New numbers from the FBI show hate crimes across the country are the highest they've been in more than a decade.

MINNEAPOLIS, Minnesota — Hate crimes in the United States hit a 12-year high in 2020, according to the FBI.

The 2020 FBI Hate Crime statistics revealed there were 7,759 hate crimes reported in 2020 — a 6% increase over 2019. 

About 64% of hate crimes reported in 2020 were motivated by bias against race, ethnicity or ancestry. 

"We're seeing hate crimes happen everywhere," said Jaylani Hussein, executive director of the Minnesota chapter of the Council on American-Islamic Relations (CAIR-MN). 

RELATED: President Biden signs bill to combat anti-Asian hate crimes

According to the FBI, in Minnesota there were 194 reported hate crimes in 2020. The last time it reached 194 was 16 years ago. That's up from the 140 reported hate crimes in Minnesota in 2019. Forty percent were anti-Black hate crimes — the most out of any group. 

Hussein said hate crimes are often underreported. 

The FBI also does not require law enforcement agencies to submit their data for the report. The 2020 FBI Hate Crime statistics for the nation were based on data received from 15,136 of 18,623 law enforcement agencies in the country. In Minnesota, 413 of 420 law enforcement agencies submitted data for 2020. 

"Their data collecting system is flawed and that's why we were trying to have a resolution passed this year that would allow for... a better system of tracking it but also a better system of identifying it as well," Hussein said. 

RELATED: Hate crimes bill moves forward in MN House

The bill did not move forward in the Minnesota Senate. 

The rise comes during the pandemic when Asian Americans have been the target of hate crimes.
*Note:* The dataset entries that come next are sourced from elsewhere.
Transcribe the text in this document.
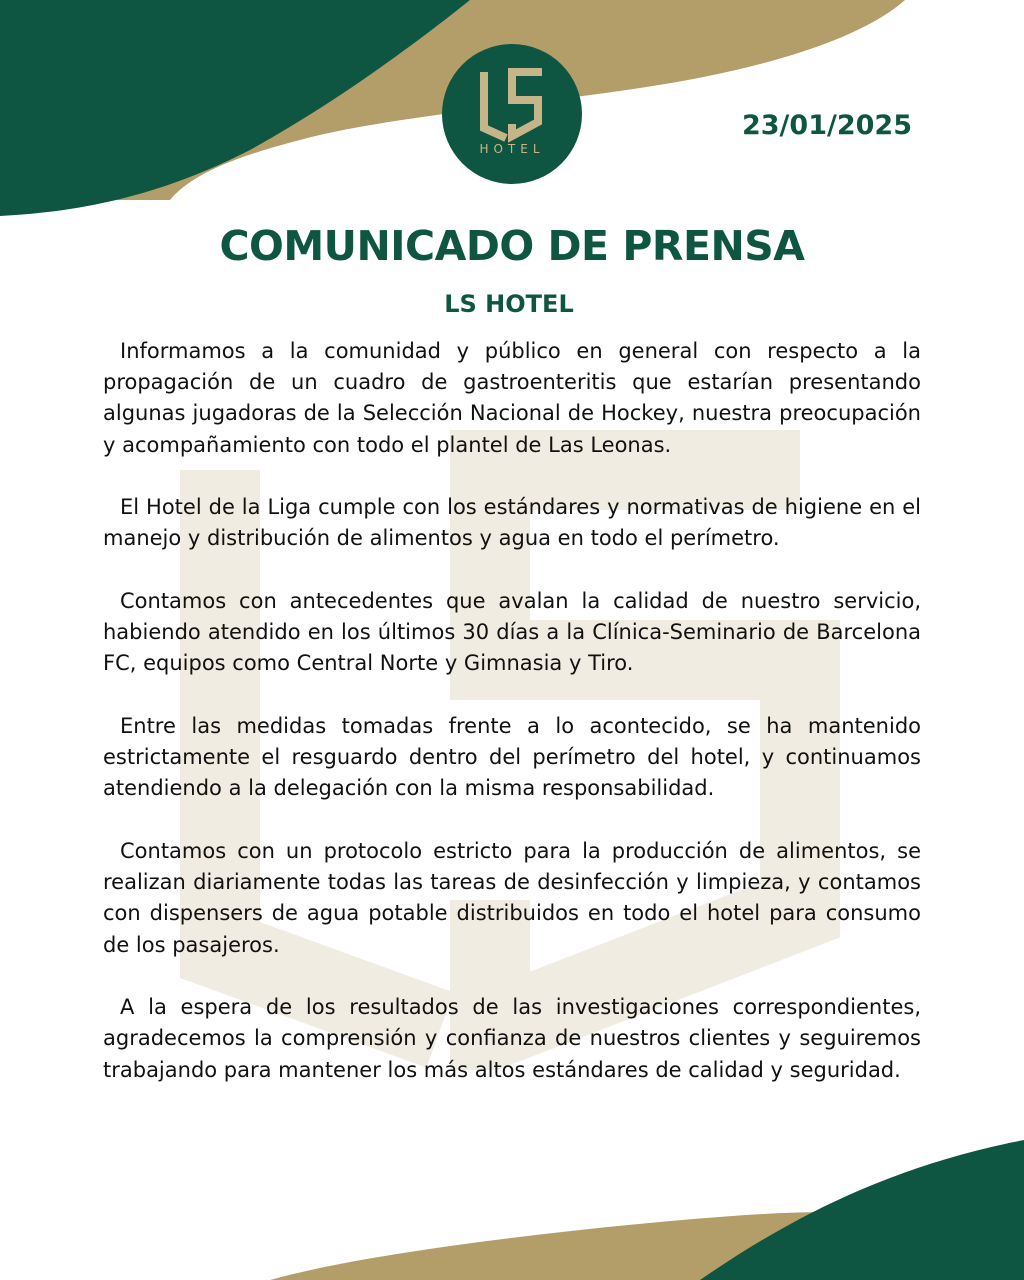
HOTEL
23/01/2025
COMUNICADO DE PRENSA
LS HOTEL

Informamos a la comunidad y público en general con respecto a la propagación de un cuadro de gastroenteritis que estarían presentando algunas jugadoras de la Selección Nacional de Hockey, nuestra preocupación y acompañamiento con todo el plantel de Las Leonas.

El Hotel de la Liga cumple con los estándares y normativas de higiene en el manejo y distribución de alimentos y agua en todo el perímetro.

Contamos con antecedentes que avalan la calidad de nuestro servicio, habiendo atendido en los últimos 30 días a la Clínica-Seminario de Barcelona FC, equipos como Central Norte y Gimnasia y Tiro.

Entre las medidas tomadas frente a lo acontecido, se ha mantenido estrictamente el resguardo dentro del perímetro del hotel, y continuamos atendiendo a la delegación con la misma responsabilidad.

Contamos con un protocolo estricto para la producción de alimentos, se realizan diariamente todas las tareas de desinfección y limpieza, y contamos con dispensers de agua potable distribuidos en todo el hotel para consumo de los pasajeros.

A la espera de los resultados de las investigaciones correspondientes, agradecemos la comprensión y confianza de nuestros clientes y seguiremos trabajando para mantener los más altos estándares de calidad y seguridad.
Hussein also worries about possible hate toward Afghan refugees now in the U.S. 

Hussein said organizations like CAIR-MN, Jewish Community Action and others are often the first places victims of hate crimes turn to. 
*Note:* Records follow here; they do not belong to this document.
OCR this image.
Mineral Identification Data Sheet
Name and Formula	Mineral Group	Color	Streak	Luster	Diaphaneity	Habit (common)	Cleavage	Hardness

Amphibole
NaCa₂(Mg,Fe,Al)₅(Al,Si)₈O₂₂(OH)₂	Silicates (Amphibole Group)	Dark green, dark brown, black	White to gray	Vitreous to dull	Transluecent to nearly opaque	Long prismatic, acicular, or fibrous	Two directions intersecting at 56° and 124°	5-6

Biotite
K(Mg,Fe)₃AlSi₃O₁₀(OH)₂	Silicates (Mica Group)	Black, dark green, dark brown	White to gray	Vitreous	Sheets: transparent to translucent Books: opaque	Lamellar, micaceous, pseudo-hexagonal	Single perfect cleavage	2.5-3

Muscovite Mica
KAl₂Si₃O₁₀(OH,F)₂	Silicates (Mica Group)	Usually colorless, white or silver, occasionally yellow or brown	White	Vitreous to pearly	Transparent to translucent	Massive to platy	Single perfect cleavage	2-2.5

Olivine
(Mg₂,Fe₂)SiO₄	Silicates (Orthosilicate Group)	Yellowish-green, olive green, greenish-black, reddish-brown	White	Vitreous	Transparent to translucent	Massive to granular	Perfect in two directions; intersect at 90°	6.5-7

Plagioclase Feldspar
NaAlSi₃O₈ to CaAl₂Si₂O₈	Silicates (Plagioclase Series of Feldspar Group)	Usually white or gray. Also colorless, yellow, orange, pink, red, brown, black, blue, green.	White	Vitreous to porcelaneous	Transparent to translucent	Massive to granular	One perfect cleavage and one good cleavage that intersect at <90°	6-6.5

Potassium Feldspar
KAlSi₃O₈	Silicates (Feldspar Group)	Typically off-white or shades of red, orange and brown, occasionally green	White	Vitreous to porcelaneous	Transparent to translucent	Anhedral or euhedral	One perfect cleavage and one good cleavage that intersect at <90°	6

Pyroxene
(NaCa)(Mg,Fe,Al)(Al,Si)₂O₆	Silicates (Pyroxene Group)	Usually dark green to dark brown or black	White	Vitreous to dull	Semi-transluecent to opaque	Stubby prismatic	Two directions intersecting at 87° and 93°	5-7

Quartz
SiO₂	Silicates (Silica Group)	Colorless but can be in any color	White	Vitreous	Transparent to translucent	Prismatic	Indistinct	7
Hussein recalled what happened after a Moorhead mosque was vandalized earlier this summer, saying, "They didn't call the police. They called us first and that's the kind of trust and relationships that many of these organizations have with us." 

RELATED: Moorhead man charged with hate crime for vandalizing mosque

He went on to say, "We need legislation like the one we proposed to pass; we need the private sector to play their role; and we need the community to be vigilant and not to undermine the threats from white supremacy and hate groups across this country."